AI is now part of everyday life. There is no other type of technology in recent history that has developed so quickly, and businesses are adopting it to help them innovate, improve efficiencies and cut costs. However, 50 percent* of people surveyed feel that AI will change the nature of their jobs, yet 59 percent** of these say that their employers haven’t discussed with them how this may happen.
Public perception of AI has yet to catch up to the benefits it brings. 15 percent* of people are worried it could “wipe out the human race”, suggesting that the name ‘artificial intelligence’ has science fiction connotations that could hinder the understanding of its benefits. Such is the extent of consumer concern about AI – from personal privacy to job losses – that companies need to have a strategy to communicate their intentions from the start.
AI has the potential to transform our lives for the better in an exponential way, so businesses adopting this technology need to grasp the communications challenges urgently. As well as company-by-company change management, all advocates of AI need to understand that misperceptions could strangle the next phase of the technology revolution at birth.
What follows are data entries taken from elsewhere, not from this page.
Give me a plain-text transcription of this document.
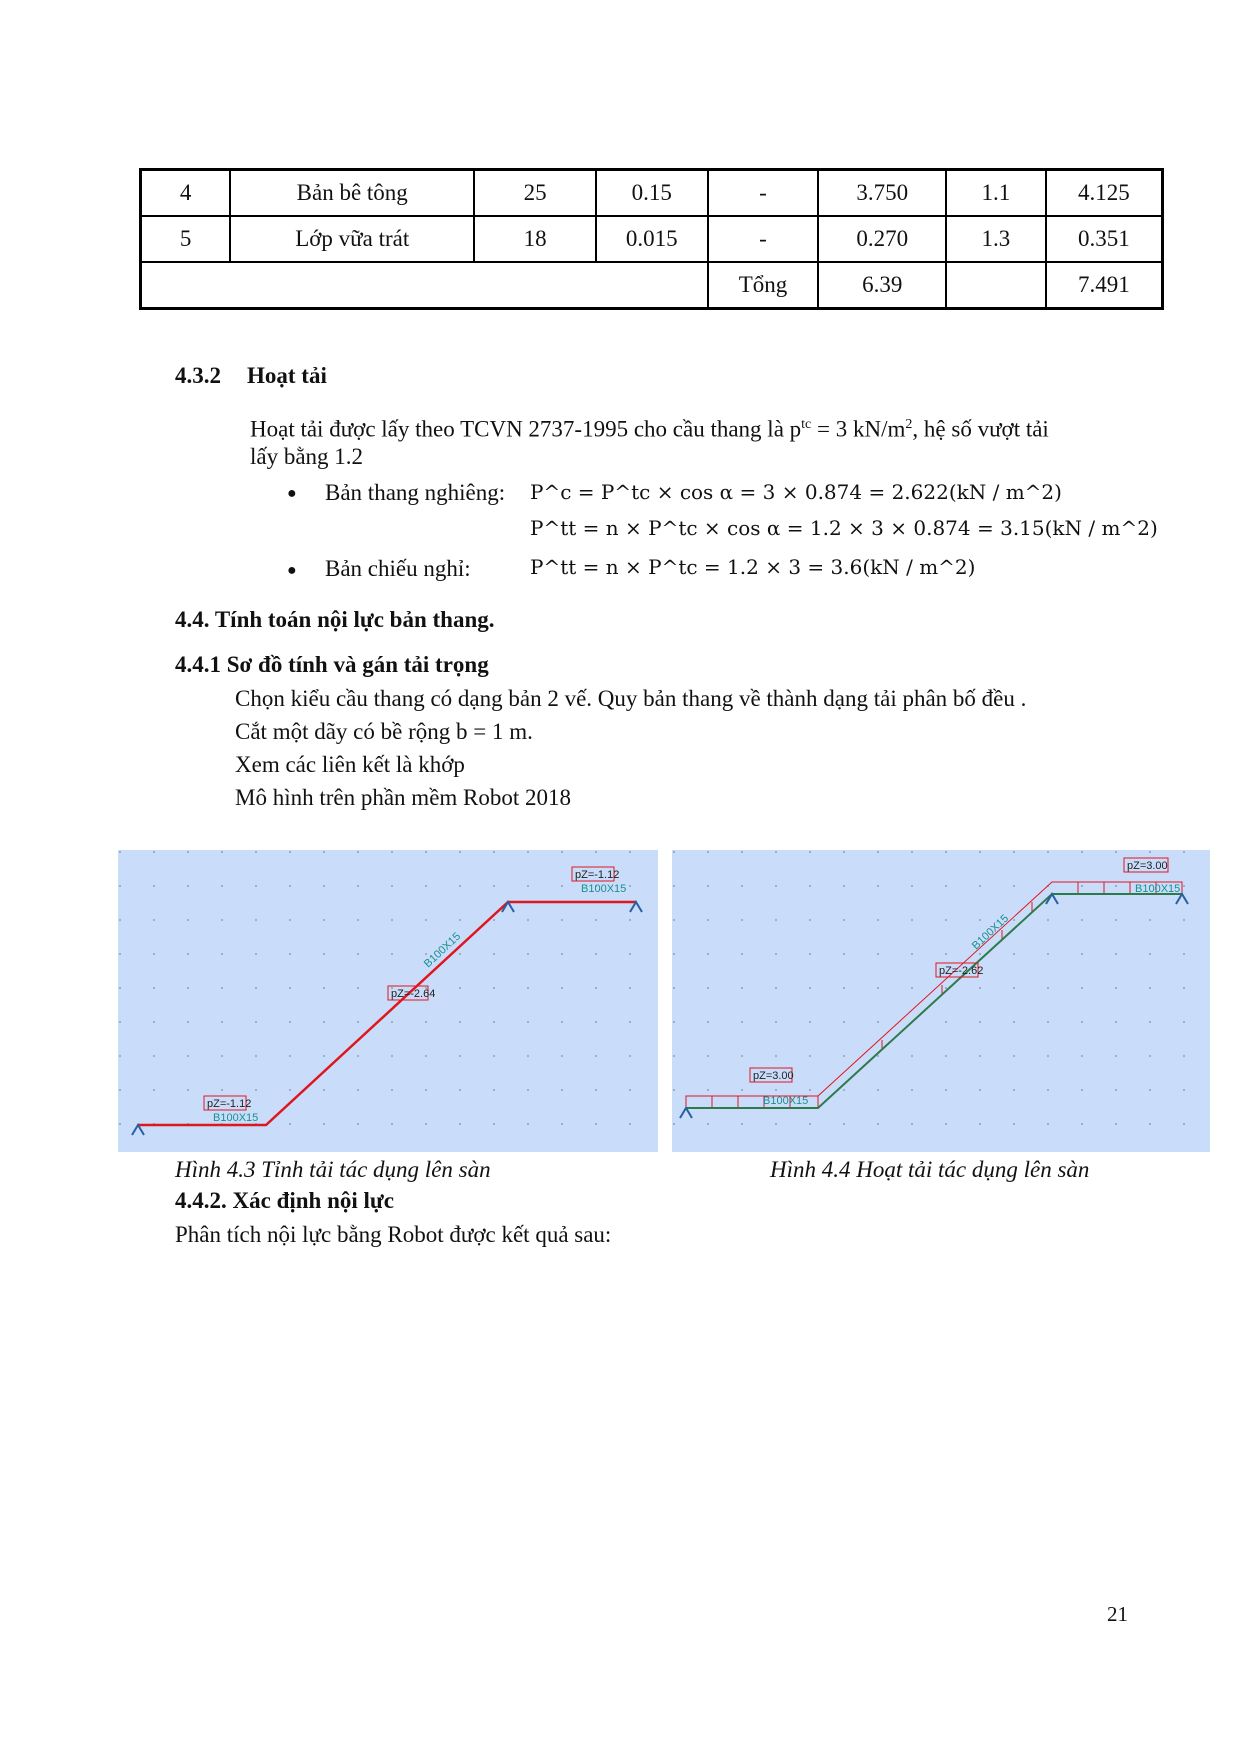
4	Bản bê tông	25	0.15	-	3.750	1.1	4.125
5	Lớp vữa trát	18	0.015	-	0.270	1.3	0.351
				Tổng	6.39		7.491
4.3.2 Hoạt tải
Hoạt tải được lấy theo TCVN 2737-1995 cho cầu thang là $p^{tc} = 3$ $kN/m^2$, hệ số vượt tải
lấy bằng 1.2
● Bản thang nghiêng: P^c = P^tc × cos α = 3 × 0.874 = 2.622(kN / m^2)
P^tt = n × P^tc × cos α = 1.2 × 3 × 0.874 = 3.15(kN / m^2)
● Bản chiếu nghỉ:	P^tt = n × P^tc = 1.2 × 3 = 3.6(kN / m^2)
4.4. Tính toán nội lực bản thang.
4.4.1 Sơ đồ tính và gán tải trọng
Chọn kiểu cầu thang có dạng bản 2 vế. Quy bản thang về thành dạng tải phân bố đều .
Cắt một dãy có bề rộng b = 1 m.
Xem các liên kết là khớp
Mô hình trên phần mềm Robot 2018
pZ=-1.12
B100X15
pZ=-2.64
B100X15
pZ=-1.12
B100X15
pZ=3.00
B100X15
pZ=-2.62
B100X15
pZ=3.00
B100X15
Hình 4.3 Tỉnh tải tác dụng lên sàn	Hình 4.4 Hoạt tải tác dụng lên sàn
4.4.2. Xác định nội lực
Phân tích nội lực bằng Robot được kết quả sau:
21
Otherwise, businesses may find themselves suffering from a ‘reputation gap’, which is the difference between what they do and how these actions are viewed.”
In order to protect brand reputation, companies need to include a communications strategy from the start. This includes communicating their AI vision internally as well as externally. Discussions on AI regulation is underway, and businesses need to engage with regulators and policymakers so that they can clearly demonstrate that their purpose has a wider, societal benefit.
*From a Qriously survey commissioned by Hanover Communications, carried out online from 8-22 Nov 2018. Total sample size was 3170, of adults aged 18+ in the UK, Germany, Spain, Italy, France and Ireland. Figures have been weighted.
** From a Qriously survey commissioned by Hanover Communications, carried out online from 8-22 Nov 2018. Total sample size was 2498, of employed adults aged 18+ in the UK, Germany, Spain, Italy, France and Ireland. Figures have been weighted.